Trump claims he banned trans people from the military because ‘they take massive amounts of drugs’ - 5 minutes read
President Donald Trump defended his decision to ban transgender individuals from serving in the military during an an interview with Piers Morgan Tuesday evening, using false claims that contradict what his administration has argued in court.
The interview came during Trump’s state visit to the United Kingdom, one of 19 countries around the world that allow transgender people to serve openly in their armed forces.
“They take massive amounts of drugs,” Trump said, when asked to square his declared support for the LGBTQ community with his stance on transgender service members. “They have to … You would actually have to break rules and regulations in order to have that.”
Morgan noted that the costs of that medication are minuscule, and in fact pale in comparison to how much the military spends on Viagra. Trump said he was not aware of that fact before doubling down on his earlier claims.
“Well, it is what it is,” he said. “… People are going in and then asking for the ‘operation’; ‘the operation’ is $200,000, $250,000, and getting ‘the operation,’ the recovery period is long, and they have to take large amounts of drugs after that, for whatever reason, but large amounts.”

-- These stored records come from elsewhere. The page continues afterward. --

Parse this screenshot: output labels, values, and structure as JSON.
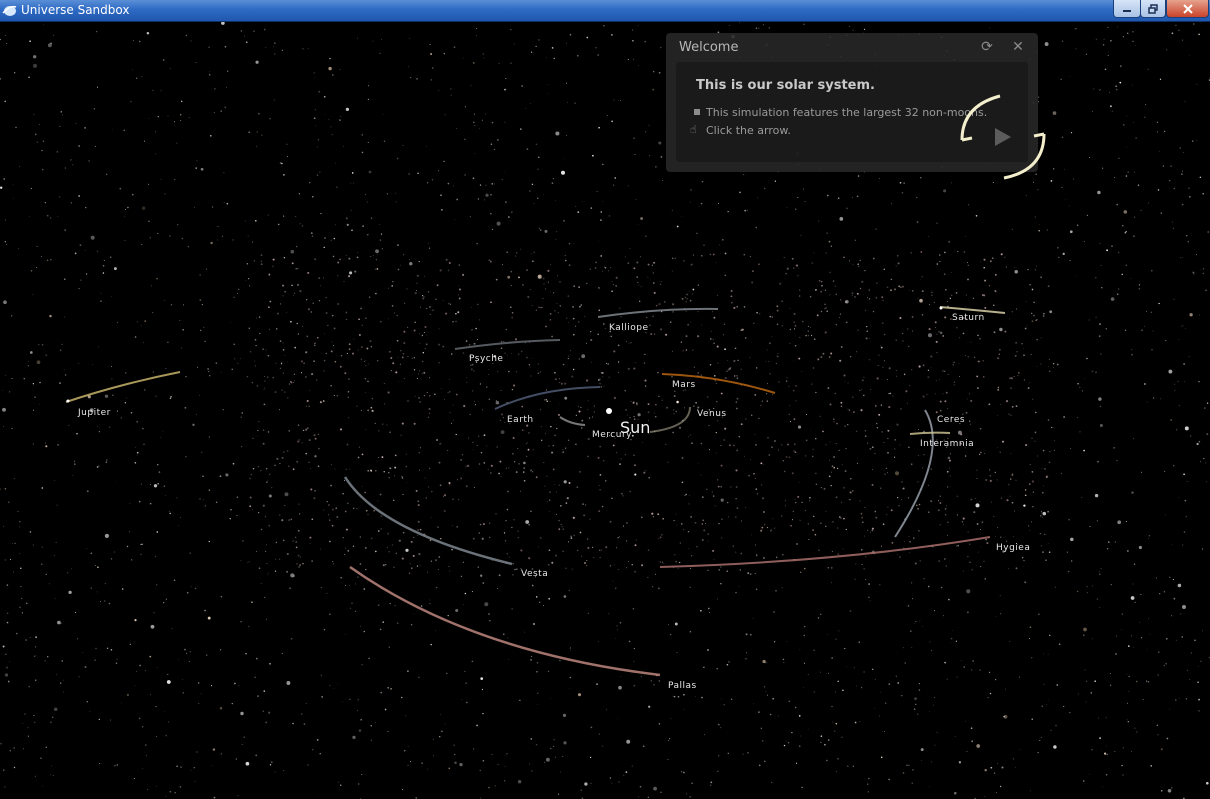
{
  "window": {
    "title": "Universe Sandbox",
    "minimize_icon": "minimize-icon",
    "maximize_icon": "restore-icon",
    "close_icon": "close-icon"
  },
  "welcome": {
    "title": "Welcome",
    "heading": "This is our solar system.",
    "bullets": [
      "This simulation features the largest 32 non-moons.",
      "Click the arrow."
    ],
    "refresh_icon": "refresh-icon",
    "close_icon": "close-icon",
    "next_icon": "play-arrow-icon"
  },
  "bodies": {
    "sun": "Sun",
    "mercury": "Mercury",
    "venus": "Venus",
    "earth": "Earth",
    "mars": "Mars",
    "jupiter": "Jupiter",
    "saturn": "Saturn",
    "ceres": "Ceres",
    "interamnia": "Interamnia",
    "hygiea": "Hygiea",
    "vesta": "Vesta",
    "pallas": "Pallas",
    "psyche": "Psyche",
    "kalliope": "Kalliope"
  },
  "colors": {
    "titlebar": "#2f6bc4",
    "background": "#000000",
    "panel": "#282828",
    "highlight_ring": "#f3eecb",
    "mars_orbit": "#b8650f",
    "jupiter_orbit": "#c7b36a",
    "pallas_orbit": "#c98e86",
    "hygiea_orbit": "#b37672"
  }
}
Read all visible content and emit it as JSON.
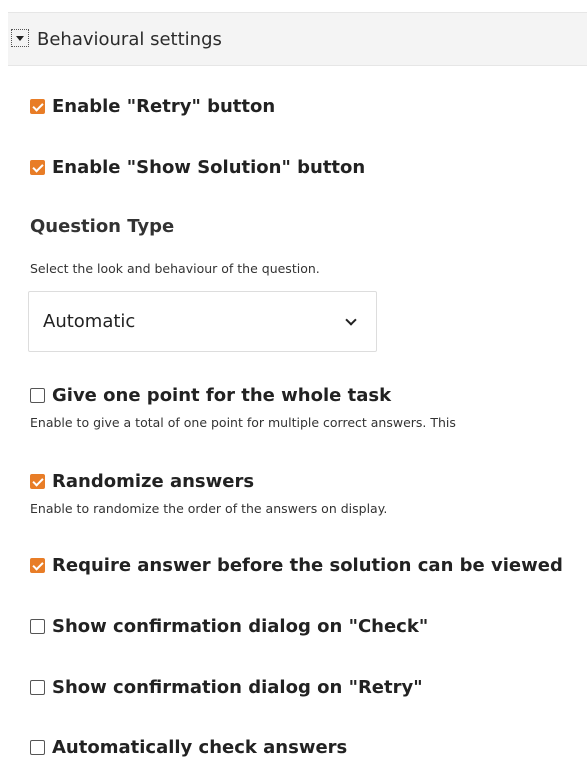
{
  "section": {
    "title": "Behavioural settings",
    "expanded": true
  },
  "options": {
    "retry": {
      "label": "Enable \"Retry\" button",
      "checked": true
    },
    "show_solution": {
      "label": "Enable \"Show Solution\" button",
      "checked": true
    }
  },
  "question_type": {
    "title": "Question Type",
    "description": "Select the look and behaviour of the question.",
    "selected": "Automatic"
  },
  "settings": {
    "single_point": {
      "label": "Give one point for the whole task",
      "description": "Enable to give a total of one point for multiple correct answers. This",
      "checked": false
    },
    "randomize": {
      "label": "Randomize answers",
      "description": "Enable to randomize the order of the answers on display.",
      "checked": true
    },
    "require_answer": {
      "label": "Require answer before the solution can be viewed",
      "checked": true
    },
    "confirm_check": {
      "label": "Show confirmation dialog on \"Check\"",
      "checked": false
    },
    "confirm_retry": {
      "label": "Show confirmation dialog on \"Retry\"",
      "checked": false
    },
    "auto_check": {
      "label": "Automatically check answers",
      "checked": false
    }
  },
  "colors": {
    "accent": "#e87d27",
    "header_bg": "#f4f4f4"
  }
}
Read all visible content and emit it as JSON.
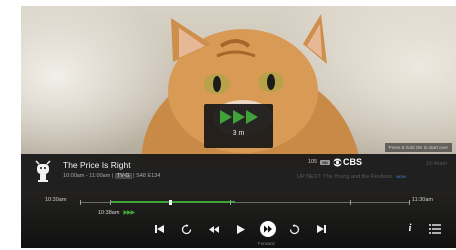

“You can’t do that,” he added. “So I said yeah, when it came time to making a decision on that, and because of the drugs, and because of the cost of ‘the operation.'”
Morgan pushed back, citing the many decorated transgender service members targeted by the new policy. Trump claimed he was proud of them, but insisted, “You have to have a standard and you have to stick by that standard,” adding that high drug costs would “blow it out of the water.”
'You have to have a standard and you have to stick by that standard.'
The POTUS defends his decision to ban transgender people from serving in the military. | #GMBTrump pic.twitter.com/heBUjhwiUH
— Good Morning Britain () June 5, 2019
Trump has made similar claims about the supposedly high cost of drugs to justify his ban in the past. Actual figures, however, don’t support that claim.
The RAND Corporation study that prompted President Barack Obama to lift the ban in 2016 estimated that transgender health costs would reach approximately $8.4 million at most, a fraction of the military’s health care expenditures. A report from earlier this year also found that the military had only spent $8 million total since the ban was first lifted, treating more than 1,500 troops.
In total, the military spends about $50 billion on health care every year.
Trump’s estimates for the cost of surgeries are also wildly overblown. About $2 million has been spent on 161 surgeries thus far, meaning that on average, the procedures cost between $12,000 and $13,000 — far from Trump’s claims of $200,000 and $250,000.
It’s true that transgender people often take medication in the form of hormone replacement therapy. But service members often take other kinds of medication for an array of health issues as well, while also deployed in combat zones.
During the Trump administration’s own study attempting to legitimize the ban, a military medical expert testified that “roughly three times more cisgender men want testosterone supplements than transgender patients,” demonstrating that the medication transgender people might require is already widely used in the military.
The administration has offered very different justifications for the ban in documentation and in court from what the president offered Tuesday.
When the administration “reissued” the previously rolled-back ban in March 2018, the accompanying report emphasized several points; “disproportionate costs” was only discussed in one paragraph, with the administration claiming that medical costs for individuals with gender dysphoria had tripled. It failed to provide any context as to whether this increase contradicted the “negligible” increases the RAND Corporation study had predicted, but the 2019 numbers clearly show it came nowhere close.
Other justifications for the ban included several anti-transgender tropes spread regularly by anti-LGBTQ groups. For example, the report claimed that cisgender women would have “privacy” concerns sharing facilities with transgender women and this would negatively impact “unit cohesion.” One federal judge lambasted this as an unacceptable “excuse to prevent an otherwise qualified class of discrete and insular minorities from joining the armed forces,” noting that the same excuse had previously been used to try to keep out women, people of color, and lesbian, gay, and bisexual people.
The report also falsely claimed that there was “considerable scientific uncertainty” about whether transgender people benefit from transitioning. It suggested that transgender people are mentally unstable and more prone to suicide based on a common — and widely debunked — misinterpretation of a study from Sweden.
All major medical organizations support allowing transgender people to serve, with the American Psychological Association rebuking “the administration’s misuse of psychological science to stigmatize transgender Americans and justify limiting their ability to serve in uniform and access medically necessary health care.”
At a House hearing in February, administration officials also testified that being transgender was comparable to having a debilitating disease like cancer or heart disease.